The General Chapter has also turned to some of the most critical areas where listening is needed. Abbot Mark Barrett of Worth Abbey was the principal celebrant for the Mass of Reconciliation on July 13 when the business of General Chapter was suspended for a Day of Reflection and Prayer. We focused on, and prayed for, the survivors and victims of the sexual abuse scandals which have rocked the worldwide Church. Sessions included:
How have abuse and its management impacted survivors?
How has abuse impacted us in our communities?
How has abuse impacted us as a congregation?
How should we adapt our attitudes, behaviors, and decisions for the future?
The homily honed in on a news item Abbot Mark had heard earlier that morning, as well as the First Reading from the Prophet Isaiah (55:1-3; 6-9). He made a dozen references to listening and, with his permission, I include a brief excerpt which particularly moved me:
“Pay attention,” he tells us, “come to me; listen, and your soul will live.” Listen, that word which we as nuns and monks wish to spend so much attention upon, and rightly so. My sadness was that a form of opportunity to enable children of all ages to learn something of how to listen, to listen to their own hearts, to listen to their own thoughts, and thereby potentially to become better listeners for one another’s hurts and hopes. That such an opportunity had apparently been squandered and lost. As we pray in this Mass for Reconciliation, we pray that those who are involved in conflict may learn better to listen.
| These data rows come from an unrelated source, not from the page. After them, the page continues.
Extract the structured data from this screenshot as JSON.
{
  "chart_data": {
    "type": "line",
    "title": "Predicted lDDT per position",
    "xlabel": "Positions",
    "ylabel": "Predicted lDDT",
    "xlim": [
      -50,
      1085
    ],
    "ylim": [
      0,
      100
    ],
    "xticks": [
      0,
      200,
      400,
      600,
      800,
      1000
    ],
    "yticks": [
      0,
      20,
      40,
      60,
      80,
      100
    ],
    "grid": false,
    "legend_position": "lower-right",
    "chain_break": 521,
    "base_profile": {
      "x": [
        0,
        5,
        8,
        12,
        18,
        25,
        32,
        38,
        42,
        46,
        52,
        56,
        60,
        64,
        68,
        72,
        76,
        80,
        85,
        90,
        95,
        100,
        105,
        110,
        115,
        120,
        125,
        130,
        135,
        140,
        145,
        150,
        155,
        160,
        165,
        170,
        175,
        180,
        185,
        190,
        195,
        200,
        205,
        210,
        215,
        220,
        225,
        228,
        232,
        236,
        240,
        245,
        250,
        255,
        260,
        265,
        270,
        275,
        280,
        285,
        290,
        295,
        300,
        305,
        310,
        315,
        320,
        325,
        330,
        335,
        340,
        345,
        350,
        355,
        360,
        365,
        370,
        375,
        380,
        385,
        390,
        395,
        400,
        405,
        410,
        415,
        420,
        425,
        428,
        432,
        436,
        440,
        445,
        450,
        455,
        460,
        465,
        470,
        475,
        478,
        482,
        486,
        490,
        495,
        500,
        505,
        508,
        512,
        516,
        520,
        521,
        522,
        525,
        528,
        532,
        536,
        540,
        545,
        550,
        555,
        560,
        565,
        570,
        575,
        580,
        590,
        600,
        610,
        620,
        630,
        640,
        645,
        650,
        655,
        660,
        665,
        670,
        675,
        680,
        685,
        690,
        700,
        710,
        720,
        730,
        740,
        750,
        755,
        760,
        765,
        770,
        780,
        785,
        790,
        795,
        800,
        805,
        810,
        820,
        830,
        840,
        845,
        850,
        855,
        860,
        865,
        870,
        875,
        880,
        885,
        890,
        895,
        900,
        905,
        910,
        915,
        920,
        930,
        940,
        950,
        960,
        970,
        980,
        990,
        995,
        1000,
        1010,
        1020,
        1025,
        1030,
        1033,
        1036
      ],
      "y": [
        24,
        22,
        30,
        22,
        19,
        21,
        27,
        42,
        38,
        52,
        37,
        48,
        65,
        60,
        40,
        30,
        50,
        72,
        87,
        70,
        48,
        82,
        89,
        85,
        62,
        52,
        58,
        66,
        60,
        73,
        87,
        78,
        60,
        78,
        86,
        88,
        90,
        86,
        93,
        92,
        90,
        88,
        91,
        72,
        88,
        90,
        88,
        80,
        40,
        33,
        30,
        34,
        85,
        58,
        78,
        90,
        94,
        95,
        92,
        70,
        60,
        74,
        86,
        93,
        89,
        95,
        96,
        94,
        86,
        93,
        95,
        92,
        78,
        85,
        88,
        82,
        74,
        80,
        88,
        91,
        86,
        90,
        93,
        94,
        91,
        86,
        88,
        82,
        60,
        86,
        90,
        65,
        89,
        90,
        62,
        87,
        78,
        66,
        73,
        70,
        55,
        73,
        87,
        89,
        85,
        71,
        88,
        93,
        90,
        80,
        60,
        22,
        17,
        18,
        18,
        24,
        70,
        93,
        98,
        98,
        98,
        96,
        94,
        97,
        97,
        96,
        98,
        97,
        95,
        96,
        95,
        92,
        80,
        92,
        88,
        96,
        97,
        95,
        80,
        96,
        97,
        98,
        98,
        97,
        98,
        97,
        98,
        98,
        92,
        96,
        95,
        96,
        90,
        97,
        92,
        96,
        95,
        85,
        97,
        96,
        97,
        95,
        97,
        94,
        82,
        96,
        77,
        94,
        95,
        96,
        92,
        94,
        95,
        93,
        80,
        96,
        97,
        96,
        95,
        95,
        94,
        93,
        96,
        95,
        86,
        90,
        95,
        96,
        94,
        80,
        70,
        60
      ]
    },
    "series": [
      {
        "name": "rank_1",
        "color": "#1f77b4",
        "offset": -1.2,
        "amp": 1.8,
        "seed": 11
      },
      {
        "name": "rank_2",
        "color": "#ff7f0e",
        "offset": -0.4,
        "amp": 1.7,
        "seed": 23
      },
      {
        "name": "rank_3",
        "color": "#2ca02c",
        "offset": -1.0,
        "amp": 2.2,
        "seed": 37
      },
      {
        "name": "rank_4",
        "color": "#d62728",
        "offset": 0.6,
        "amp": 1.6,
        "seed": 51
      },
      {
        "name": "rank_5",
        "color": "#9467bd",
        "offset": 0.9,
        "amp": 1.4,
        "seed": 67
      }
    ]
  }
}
We pray that those who have suffered hurt or been the victims of crime may be better heard by those who seek to support, to minister, and to listen to them.”
Candle made by the nuns of Jamberoo Abbey, Australia, one of the three women’s communities accepted by vote into the EBC.
One side says “Listen,” the other “Pax.”
It sat on a low table in front of the Abbot President throughout the General Chapter,
with alternate sides facing out day by day.
And, lastly, it would be a sin of omission if I failed to mention the 2005 book by Abbot Robert Igo of Ampleforth Abbey, elected on March 22, 2021. Before his election, Abbot Robert was for twenty-five years the prior of the Monastery of Christ the Word, Ampleforth’s dependent house in Macheke, eastern Zimbabwe. I had made his book, Listening with Love: Pastoral Counseling, A Christian Response to People Living with HIV/AIDS, my own mandatory reading when I was at Macheke for a three month mission stint in 2008, and again for another three months in 2016. Abbot Robert is attending General Chapter, and it is pure joy to hear his infectious laughter throughout the conference center halls on our tea breaks. As principal celebrant at the Conventual Mass on July 18, he offered a moving homily prefaced by the reading from Micah (6:1-4, 6-8) which, just like the title of his book, begins with the call to Listen:
Listen to what the Lord is saying:
Stand up and let the case begin in the hearing of the mountains
And let the hills hear what you say.
Listen, you mountains, to the Lord’s accusation,
Give ear, you foundations of the earth,
For the Lord is accusing his people,
Pleading against Israel...
By the time anyone reads these thoughts in early August, I shall have returned to Portsmouth, but I have kilometres to go before I rest, as they say here. It will be good to be back on Aquidneck Island where the seagulls do not squawk with an English accent. But perhaps I will, nonetheless, listen more attentively to what they have to say.